Yeah, and I've seen this work. I've seen this both work well and not work well. So the consentful approach would be, yeah, maybe there is an option there to hear less. But there's still that prominent link to just unsubscribe from everything. The coercive pattern is either not having that and just showing the, okay, you can hear less from us, or making that unsubscribe from everything intentionally less prominent and harder to find. Ddoing that well is following that specific principle that we looked at.
Also, I just want to say that I don't know about other people, but I feel like in the last couple years, I find that I'll purchase something, or I'll sign a petition, or I'll sign up for a list and I will literally make sure that that the button that the box that says send me email is unchecked because I am vigilant about that. I do not want email and I am auto subscribed every time.
It's like when I go to those those automatic hand dryers that don't see me. It's like that. I'm doing a thing. In a bathroom, when you put your hands under and those don't see me, it's like, I don't exist. I feel like I'm clicking, "Don't send me an email." And whether it's Crate and Barrel, or some left wing petition that I've signed, I'm absolutely hammered with emails and texts. I did not sign up for anything. And I would text stop to every single one and I would just get another one. I couldn't even tell sometimes if they were the same one, or a different one. And I supported these issues. I know that these issues are really important. We're just trying to capture people's attention. It's really hard, but when it makes people angry, it's really worth questioning it. And that's really all we're saying.
Yes, amen. I'm invisible to those hand dryers and to bartenders, just overlooked all the time.
We got a question from Mica, "Do you think it's okay to test and learn with consentless techniques? And then if they make a big difference to our KPIs? So for example, in terms of petition signers, try to improve them in iterations and make them more and more consensual over time?"
Hmm. Yeah, I mean, I think this is one of those questions that it depends on your situation and your users. But I think generally that that's a good way.
I'm personally just not a black and white thinker on these things. Possibly that's because of my interest in accessibility work. Whenever I talk about making websites more accessible there, you could do that for forever. It's been most most successful when I tell organizations, let's go through your top 20 blog posts and get an intern to add alt tags and headers to those top 20 blog posts that we know from your Google Analytics are the most read. That's better than doing nothing. I think that this is the same thing. Don't let perfect be the enemy of good or better or improving.
I would stress the value of doing the qualitative research around this. It's hard to see the quantitative side of the the impact that these coercive UX patterns have. As Johanna pointed out, you can drive people away from your site, if you have too many aggressive coercive UX patterns. Sometimes that's hard to see in the analytics.

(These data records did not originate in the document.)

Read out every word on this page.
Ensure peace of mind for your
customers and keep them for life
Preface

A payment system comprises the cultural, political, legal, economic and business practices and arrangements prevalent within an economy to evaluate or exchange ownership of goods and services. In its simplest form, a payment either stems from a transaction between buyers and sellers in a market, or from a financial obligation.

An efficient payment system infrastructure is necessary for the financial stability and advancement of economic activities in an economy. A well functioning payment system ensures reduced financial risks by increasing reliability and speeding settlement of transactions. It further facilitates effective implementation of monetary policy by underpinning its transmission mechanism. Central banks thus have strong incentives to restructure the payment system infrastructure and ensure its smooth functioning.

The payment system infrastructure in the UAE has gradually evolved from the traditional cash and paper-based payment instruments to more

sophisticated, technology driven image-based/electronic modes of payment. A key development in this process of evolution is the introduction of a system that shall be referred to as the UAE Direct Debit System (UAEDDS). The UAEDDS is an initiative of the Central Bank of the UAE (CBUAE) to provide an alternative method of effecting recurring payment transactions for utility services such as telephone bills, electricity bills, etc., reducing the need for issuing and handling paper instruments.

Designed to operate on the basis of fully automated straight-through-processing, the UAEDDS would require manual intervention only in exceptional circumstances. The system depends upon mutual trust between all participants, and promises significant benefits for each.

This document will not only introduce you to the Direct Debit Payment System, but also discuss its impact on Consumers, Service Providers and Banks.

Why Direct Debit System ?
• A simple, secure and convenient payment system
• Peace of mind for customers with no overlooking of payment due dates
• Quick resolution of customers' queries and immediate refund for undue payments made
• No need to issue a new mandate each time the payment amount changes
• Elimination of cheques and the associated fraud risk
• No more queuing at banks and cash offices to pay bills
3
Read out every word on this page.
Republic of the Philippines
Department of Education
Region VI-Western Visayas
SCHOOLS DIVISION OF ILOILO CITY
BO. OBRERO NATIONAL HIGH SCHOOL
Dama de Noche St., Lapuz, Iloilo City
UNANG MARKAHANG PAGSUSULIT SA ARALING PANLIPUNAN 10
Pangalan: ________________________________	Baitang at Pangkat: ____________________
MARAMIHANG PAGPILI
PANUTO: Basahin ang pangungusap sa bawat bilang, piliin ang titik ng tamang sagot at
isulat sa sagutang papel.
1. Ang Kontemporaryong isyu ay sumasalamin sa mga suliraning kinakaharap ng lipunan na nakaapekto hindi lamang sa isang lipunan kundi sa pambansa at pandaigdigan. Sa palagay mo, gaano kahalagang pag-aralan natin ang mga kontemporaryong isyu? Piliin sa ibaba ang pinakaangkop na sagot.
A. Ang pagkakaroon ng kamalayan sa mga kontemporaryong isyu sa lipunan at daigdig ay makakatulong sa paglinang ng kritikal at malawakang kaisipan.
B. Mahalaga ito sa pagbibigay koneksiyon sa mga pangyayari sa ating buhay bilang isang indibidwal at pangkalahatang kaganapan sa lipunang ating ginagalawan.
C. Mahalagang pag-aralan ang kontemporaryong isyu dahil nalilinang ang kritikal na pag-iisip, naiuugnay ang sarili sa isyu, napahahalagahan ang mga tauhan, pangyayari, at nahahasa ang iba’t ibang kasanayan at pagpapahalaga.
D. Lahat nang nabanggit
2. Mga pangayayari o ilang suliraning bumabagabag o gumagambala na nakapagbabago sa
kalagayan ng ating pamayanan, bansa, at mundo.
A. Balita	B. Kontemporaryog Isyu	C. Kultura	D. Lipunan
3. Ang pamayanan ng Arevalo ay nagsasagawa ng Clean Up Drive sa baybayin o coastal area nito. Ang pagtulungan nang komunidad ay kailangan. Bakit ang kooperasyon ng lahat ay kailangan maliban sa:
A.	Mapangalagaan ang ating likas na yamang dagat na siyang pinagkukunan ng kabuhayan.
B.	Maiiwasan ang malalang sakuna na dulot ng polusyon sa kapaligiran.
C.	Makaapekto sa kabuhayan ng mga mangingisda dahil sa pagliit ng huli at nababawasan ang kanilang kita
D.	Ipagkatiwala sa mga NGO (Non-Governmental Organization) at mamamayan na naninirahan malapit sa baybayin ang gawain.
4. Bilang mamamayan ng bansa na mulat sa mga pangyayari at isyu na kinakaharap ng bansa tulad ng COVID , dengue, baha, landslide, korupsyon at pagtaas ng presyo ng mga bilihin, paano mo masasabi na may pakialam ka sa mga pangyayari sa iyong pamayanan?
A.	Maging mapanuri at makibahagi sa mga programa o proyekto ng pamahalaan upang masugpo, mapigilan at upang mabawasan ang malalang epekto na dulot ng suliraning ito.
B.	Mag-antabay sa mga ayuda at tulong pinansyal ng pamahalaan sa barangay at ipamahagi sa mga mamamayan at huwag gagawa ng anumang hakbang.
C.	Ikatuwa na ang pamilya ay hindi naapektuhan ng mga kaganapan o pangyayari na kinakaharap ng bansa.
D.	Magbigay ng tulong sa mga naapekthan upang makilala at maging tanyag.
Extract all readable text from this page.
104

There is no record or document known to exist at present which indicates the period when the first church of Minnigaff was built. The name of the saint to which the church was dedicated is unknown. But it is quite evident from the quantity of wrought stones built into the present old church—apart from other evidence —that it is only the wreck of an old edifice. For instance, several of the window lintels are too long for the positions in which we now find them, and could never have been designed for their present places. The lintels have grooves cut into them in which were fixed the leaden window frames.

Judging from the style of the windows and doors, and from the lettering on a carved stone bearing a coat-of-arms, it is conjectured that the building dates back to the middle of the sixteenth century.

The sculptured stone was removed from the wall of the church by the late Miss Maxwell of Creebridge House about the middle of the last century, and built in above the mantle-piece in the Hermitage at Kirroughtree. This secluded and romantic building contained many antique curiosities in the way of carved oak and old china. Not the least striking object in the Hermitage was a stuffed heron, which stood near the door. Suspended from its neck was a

It's really valuable to set up a user test, have someone come to your site, have them come genuinely read an article, read a petition, and see firsthand what that experience is like. If it's empowering, it's really exciting. If you see patterns that are distracting people or frustrating them, then that's a real eye opening experience. That can be a really great insight to share with those stakeholders who might be skeptical about paring down the coercive UX patterns.
I think we're almost at time. I don't see any more questions. And Johanna, did you have any final final words to share?
No, just thank you to everyone. And thank you to Greenpeace for giving us the space to present today. Thank you, Nikos.
Yes. Thank you.
Thank you everyone for attending and participating.
Oh, now's the awkward time where I have to get out of zoom.